Tenía otra vez el diario en mis manos

Era demasiado irresistible. «Una ojeada a la primera página, nada más.» Las hojas, amarillentas y quebradizas, poseían esa pureza prístina que sólo puede otorgar el paso del tiempo. Examiné deprisa la primera en busca de un indicio, y lo encontré en el ángulo inferior derecho: CUADERNO DE EJERCICIOS MANUSCRITOS, en letras de imprenta negras, y la frase habitual concerniente al editor. Me acordé de un libro que había leído hacía mucho tiempo, en el cual un personaje de comienzos del siglo XX se servía de un cuaderno similar para escribir una novela. «¿Es el borrador de una novela o un diario íntimo?» Fascinada, pasé la página, extinguiendo mis sentimientos de culpa con ingentes cantidades de curiosidad. «Solo una página más y lo devuelvo a su lugar.» Me dieron palpitaciones cuando leí, en la página siguiente, las palabras escritas con la más hermosa caligrafía que había visto en mi vida: «La historia de lo que sucedió en la pequeña ciudad de una isla en 1943.

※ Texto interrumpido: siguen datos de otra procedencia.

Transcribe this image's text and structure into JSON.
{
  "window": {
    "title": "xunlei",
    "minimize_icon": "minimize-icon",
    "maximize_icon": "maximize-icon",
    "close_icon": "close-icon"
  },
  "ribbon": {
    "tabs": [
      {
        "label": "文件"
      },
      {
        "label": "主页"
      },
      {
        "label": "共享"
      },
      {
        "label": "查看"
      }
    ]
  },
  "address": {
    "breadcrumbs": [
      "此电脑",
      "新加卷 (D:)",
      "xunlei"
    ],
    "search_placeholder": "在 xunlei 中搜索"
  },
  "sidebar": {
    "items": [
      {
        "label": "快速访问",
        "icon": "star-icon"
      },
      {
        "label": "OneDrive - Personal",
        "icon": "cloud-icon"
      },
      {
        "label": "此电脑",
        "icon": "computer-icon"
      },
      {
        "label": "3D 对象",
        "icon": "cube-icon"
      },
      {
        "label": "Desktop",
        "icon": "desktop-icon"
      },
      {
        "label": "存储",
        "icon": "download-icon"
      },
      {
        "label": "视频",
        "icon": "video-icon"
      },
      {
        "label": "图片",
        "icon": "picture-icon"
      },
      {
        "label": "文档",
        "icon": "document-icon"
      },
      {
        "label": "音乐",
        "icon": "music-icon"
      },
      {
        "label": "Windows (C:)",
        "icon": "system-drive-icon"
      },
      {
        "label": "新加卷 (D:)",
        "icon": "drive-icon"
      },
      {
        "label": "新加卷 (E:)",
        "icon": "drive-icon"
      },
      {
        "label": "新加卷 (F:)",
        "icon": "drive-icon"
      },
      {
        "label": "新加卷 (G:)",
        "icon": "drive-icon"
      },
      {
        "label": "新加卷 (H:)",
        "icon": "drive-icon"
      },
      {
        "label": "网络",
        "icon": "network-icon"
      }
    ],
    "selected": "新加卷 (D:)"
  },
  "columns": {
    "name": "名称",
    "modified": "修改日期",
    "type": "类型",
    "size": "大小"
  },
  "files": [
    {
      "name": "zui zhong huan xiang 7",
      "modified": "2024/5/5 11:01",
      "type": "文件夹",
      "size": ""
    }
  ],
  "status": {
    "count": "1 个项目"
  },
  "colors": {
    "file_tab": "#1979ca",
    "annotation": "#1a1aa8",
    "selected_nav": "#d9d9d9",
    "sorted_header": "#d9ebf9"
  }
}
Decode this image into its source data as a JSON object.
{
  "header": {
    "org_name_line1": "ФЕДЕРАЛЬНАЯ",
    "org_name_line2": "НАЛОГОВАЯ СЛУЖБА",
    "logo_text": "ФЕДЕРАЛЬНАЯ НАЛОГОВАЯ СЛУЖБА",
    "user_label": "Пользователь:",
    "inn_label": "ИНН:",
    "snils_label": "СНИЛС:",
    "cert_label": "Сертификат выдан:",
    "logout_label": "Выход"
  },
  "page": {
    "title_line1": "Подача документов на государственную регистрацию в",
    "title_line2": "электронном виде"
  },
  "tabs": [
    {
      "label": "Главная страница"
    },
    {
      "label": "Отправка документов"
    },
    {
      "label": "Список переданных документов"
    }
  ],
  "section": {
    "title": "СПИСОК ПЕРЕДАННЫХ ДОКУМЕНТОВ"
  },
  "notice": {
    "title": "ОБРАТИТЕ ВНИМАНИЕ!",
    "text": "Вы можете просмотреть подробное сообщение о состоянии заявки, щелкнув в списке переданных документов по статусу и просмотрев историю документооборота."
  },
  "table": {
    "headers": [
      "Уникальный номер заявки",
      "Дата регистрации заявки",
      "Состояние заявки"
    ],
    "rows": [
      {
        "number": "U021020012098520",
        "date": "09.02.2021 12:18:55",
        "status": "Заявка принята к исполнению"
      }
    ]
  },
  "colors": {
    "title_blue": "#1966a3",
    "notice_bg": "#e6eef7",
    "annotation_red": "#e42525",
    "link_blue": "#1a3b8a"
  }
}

Bee nunca había escrito, al menos que yo supiera. ¿Tío Bill? No, era ciertamente una letra de mujer. ¿Por qué estaba allí... en aquel cuarto rosa? ¿Y quién se había olvidado de firmarlo, y por qué? Respiré hondo y pasé la página. «¿Qué mal podía haber en seguir leyendo unos renglones? Al comenzar el primer párrafo, ya no pude resistirme.